Freitag, 19. Juni 2015

Staatsschulden-Krise: Pleitewelle wird sich bis Ende 2017 dramatisch beschleunigen



Ein altes Sprichwort besagt: „Hüte dich vor Griechen mit Geschenken.“ Das bezieht sich auf die Geschichte mit dem Trojanischen Pferd. Und in Osteuropa gab es lange die Redensart „Pleite wie Griechenland“, was auf die Staatspleiten des Byzantinischen Reichs und die Zeit danach zurückgeht.
Die zwei Serien-Pleitiers in Europa sind Frankreich und Spanien. Die spanischen Staatspleiten, die das Land in einen Serien-Pleitier verwandelten, begannen 1557. Danach kam es 1570, 1575, 1596, 1607 und 1647 zu Staatspleiten. Spanien endete letztlich mit dem Status eines Dritte-Welt-Landes.
Griechenland hält den Rekord für den längsten Zeitraum, wo der Staat bankrott war: Ungefähr 50% der gesamten modernen Geschichte war Griechenland zahlungsunfähig. Portugal hatte Mitte des 16. Jahrhunderts ebenfalls die Zahlungsunfähigkeit ausgerufen. Andere europäische Staaten folgten im 17. Jahrhundert. Hierzu gehört auch Preußen im Jahr 1683, aber Frankreich und Spanien blieben die führenden Pleitiers mit 8 bzw. 6 Staatspleiten.

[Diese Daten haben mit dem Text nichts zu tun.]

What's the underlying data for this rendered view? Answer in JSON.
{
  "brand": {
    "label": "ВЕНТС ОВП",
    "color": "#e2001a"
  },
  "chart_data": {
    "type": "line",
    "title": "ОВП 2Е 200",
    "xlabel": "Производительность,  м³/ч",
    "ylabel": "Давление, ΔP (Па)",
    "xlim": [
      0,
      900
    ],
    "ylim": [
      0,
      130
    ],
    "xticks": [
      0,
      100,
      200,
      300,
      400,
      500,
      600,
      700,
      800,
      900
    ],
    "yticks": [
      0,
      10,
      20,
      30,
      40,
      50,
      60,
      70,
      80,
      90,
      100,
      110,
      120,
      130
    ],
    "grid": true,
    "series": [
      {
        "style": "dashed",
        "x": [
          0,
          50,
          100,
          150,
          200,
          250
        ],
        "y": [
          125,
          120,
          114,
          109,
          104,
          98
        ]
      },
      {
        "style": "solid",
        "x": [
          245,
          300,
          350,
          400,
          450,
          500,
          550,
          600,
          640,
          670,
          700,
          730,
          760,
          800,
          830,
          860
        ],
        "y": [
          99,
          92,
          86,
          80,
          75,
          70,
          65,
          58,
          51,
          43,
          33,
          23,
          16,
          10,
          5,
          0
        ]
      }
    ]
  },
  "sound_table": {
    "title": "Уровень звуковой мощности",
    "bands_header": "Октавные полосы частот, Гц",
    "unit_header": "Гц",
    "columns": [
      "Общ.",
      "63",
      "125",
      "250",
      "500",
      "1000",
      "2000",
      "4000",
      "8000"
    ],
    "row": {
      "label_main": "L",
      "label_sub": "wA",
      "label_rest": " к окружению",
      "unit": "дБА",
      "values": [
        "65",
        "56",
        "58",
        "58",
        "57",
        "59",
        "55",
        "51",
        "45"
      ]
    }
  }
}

Seit der griechischen Unabhängigkeit im Jahr 1829 ist Griechenland rund die Hälfte der Zeit im Hinblick auf seine Staatsschulden zahlungsunfähig gewesen.
Warum die Menschen überhaupt Staatsschulden kaufen, ist unerklärlich. Die Rechtsanwälte bemächtigen sich des Staats und verabschieden Gesetze, mit denen Staatsschulden „Qualitätsstatus“ verliehen wird, obwohl diese Papiere in Wahrheit nicht besichert sind und typischerweise immer zur vollumfänglichen Vernichtung der Kapitalformation führen. Und wenn die Wirtschaft mit hineingezogen wird, so wie es im alten Rom der Fall war, kommt gewöhnlich ein Dunkles Zeitalter dabei heraus.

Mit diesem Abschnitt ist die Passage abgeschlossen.